Last year, I got an inquiry from Russia’s fourth largest city, Yekaterinburg, about helping them rethink their transit system. An excellent local NGO called Gorod.pro put the project together, and after the usual struggles over visas and insurance, I’m off to Yekaterinburg next week to work with City and foundation staff on new options for network design. If you read Russian, you can follow along on the project page.
We’ve laid out an initial analysis of the system in our Choices Report, which is now public. You can download it here: English. Russian.
Yekaterinburg has several transit networks, which is not necessarily better than having one. There’s a metro, a tram network, a trolleybus network, a local bus network, and a range of small-bus products, and they mostly look like they’ve been designed separately, rather than working together. There’s an emphasis on low-frequency direct services rather than high-frequency connective services, so that’s a trade-off we’ll explore.
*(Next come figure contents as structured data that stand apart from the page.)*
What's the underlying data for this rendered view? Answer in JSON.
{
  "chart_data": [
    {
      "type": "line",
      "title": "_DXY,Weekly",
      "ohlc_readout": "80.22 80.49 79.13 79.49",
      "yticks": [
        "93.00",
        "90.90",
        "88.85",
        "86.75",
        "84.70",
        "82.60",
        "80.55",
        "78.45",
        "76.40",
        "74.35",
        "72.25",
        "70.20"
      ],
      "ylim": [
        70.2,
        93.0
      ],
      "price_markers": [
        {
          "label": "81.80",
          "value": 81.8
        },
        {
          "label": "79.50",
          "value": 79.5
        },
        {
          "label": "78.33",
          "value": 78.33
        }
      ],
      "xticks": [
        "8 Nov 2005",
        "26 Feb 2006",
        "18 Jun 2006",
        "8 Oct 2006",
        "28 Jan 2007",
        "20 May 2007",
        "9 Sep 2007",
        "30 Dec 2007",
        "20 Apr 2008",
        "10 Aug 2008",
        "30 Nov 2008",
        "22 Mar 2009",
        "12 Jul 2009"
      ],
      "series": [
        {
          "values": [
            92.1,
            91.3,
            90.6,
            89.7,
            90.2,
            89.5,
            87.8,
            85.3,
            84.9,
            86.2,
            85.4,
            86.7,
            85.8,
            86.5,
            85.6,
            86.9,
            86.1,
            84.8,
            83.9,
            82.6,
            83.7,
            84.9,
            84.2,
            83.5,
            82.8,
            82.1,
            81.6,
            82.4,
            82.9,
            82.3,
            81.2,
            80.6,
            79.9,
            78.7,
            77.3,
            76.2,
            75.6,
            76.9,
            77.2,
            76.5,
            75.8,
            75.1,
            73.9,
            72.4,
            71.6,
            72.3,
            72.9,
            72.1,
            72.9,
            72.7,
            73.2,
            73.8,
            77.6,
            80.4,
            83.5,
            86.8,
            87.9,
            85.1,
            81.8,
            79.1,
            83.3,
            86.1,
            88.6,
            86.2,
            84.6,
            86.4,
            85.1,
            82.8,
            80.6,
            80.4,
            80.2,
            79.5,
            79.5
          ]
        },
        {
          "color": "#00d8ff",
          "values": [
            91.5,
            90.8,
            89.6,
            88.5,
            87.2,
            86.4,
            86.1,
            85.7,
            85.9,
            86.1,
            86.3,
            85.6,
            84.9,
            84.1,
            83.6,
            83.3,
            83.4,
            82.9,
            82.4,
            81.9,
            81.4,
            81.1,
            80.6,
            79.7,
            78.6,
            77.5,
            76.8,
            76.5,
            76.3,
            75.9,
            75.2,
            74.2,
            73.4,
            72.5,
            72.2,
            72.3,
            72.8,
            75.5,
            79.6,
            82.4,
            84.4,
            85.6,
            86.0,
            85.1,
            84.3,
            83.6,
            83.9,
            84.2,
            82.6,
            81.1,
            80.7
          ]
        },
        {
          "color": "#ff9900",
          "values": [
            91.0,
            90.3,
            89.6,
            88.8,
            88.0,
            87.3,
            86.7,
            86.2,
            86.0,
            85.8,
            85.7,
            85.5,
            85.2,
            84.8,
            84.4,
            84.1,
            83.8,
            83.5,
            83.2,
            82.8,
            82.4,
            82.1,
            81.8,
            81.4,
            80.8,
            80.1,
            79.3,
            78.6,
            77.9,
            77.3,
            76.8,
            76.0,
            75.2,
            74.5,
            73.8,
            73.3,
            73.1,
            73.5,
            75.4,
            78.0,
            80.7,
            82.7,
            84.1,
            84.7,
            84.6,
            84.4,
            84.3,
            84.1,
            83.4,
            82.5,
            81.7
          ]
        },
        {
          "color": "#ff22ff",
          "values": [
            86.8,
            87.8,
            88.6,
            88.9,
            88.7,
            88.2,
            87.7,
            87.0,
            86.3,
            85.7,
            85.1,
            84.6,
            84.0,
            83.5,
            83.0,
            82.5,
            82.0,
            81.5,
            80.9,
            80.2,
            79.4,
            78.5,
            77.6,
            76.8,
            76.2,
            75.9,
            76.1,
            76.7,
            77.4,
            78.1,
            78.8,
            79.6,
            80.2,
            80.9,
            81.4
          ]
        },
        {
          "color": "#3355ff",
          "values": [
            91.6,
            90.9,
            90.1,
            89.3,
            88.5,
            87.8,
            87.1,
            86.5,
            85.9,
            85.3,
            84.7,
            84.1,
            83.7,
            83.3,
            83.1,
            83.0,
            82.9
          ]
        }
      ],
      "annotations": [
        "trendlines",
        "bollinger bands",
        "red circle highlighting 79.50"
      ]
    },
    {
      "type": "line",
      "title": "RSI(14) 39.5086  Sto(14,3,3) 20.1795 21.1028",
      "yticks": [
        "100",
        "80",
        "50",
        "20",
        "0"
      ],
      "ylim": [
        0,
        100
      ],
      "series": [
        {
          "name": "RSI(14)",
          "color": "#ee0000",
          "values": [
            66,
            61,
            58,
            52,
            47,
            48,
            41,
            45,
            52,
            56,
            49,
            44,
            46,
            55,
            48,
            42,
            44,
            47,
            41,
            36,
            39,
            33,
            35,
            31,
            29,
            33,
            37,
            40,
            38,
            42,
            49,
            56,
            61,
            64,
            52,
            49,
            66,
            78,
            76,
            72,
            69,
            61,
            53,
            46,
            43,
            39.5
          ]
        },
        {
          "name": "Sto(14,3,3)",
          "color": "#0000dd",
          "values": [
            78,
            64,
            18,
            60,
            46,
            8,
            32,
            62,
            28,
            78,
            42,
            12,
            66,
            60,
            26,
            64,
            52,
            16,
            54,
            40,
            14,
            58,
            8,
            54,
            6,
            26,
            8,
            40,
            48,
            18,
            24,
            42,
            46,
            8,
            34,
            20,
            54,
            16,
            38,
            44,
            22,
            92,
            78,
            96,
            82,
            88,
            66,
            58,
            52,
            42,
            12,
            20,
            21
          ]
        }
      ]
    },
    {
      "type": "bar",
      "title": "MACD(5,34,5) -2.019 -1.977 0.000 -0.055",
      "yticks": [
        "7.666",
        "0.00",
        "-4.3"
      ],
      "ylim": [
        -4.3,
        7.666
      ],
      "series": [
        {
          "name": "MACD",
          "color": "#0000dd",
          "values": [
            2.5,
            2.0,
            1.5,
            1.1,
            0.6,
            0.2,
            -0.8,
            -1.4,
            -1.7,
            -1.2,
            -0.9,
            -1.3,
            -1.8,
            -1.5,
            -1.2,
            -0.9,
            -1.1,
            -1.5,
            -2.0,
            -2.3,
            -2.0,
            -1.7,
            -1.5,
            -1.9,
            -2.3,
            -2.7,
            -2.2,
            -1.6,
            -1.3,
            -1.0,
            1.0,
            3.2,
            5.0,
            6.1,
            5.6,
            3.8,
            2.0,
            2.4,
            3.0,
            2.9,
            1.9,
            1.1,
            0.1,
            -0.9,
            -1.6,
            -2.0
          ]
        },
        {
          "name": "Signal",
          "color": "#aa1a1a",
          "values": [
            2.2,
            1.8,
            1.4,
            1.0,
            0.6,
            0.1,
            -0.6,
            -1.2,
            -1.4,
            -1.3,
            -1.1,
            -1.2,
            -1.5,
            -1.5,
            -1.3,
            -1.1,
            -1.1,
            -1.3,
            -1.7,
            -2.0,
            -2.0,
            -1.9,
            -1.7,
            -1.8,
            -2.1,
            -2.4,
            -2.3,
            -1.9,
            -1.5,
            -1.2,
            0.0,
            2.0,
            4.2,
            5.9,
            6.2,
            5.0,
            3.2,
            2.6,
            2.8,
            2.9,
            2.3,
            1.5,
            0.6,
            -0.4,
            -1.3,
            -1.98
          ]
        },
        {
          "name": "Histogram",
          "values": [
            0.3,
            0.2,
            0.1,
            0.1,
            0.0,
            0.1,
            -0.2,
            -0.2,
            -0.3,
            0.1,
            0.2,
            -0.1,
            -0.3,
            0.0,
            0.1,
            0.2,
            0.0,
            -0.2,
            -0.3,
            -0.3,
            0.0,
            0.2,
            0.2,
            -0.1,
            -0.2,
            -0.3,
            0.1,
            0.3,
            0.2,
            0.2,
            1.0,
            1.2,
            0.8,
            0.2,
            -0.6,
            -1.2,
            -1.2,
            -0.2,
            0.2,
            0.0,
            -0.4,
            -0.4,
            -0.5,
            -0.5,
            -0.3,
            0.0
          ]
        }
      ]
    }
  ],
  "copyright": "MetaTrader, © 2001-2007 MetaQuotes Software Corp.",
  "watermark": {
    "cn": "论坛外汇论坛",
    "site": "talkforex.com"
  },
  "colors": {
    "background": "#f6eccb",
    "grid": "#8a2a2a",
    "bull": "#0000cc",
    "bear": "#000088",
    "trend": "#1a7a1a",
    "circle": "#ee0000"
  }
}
One key thing we did was to draw what may be the first map that shows all the transit services. You can find it in the report, but here’s a slice. The colors here mean frequency (red is 15 or better, green is 30 or better, green is 60 or better). The number symbols distinguish the technologies.
We think maybe this could be simpler.
And of course, when you have a lot of infrequent lines piled up on the same long segments, it means you could afford more frequent lines if you combined them.
But it’s all about trade-offs. I ask the questions but the locals answer them. We’re happy to see people downloading and reading our Choices Report, and I’m looking forward to great conversations (in simultaneous translation) over the next two weeks.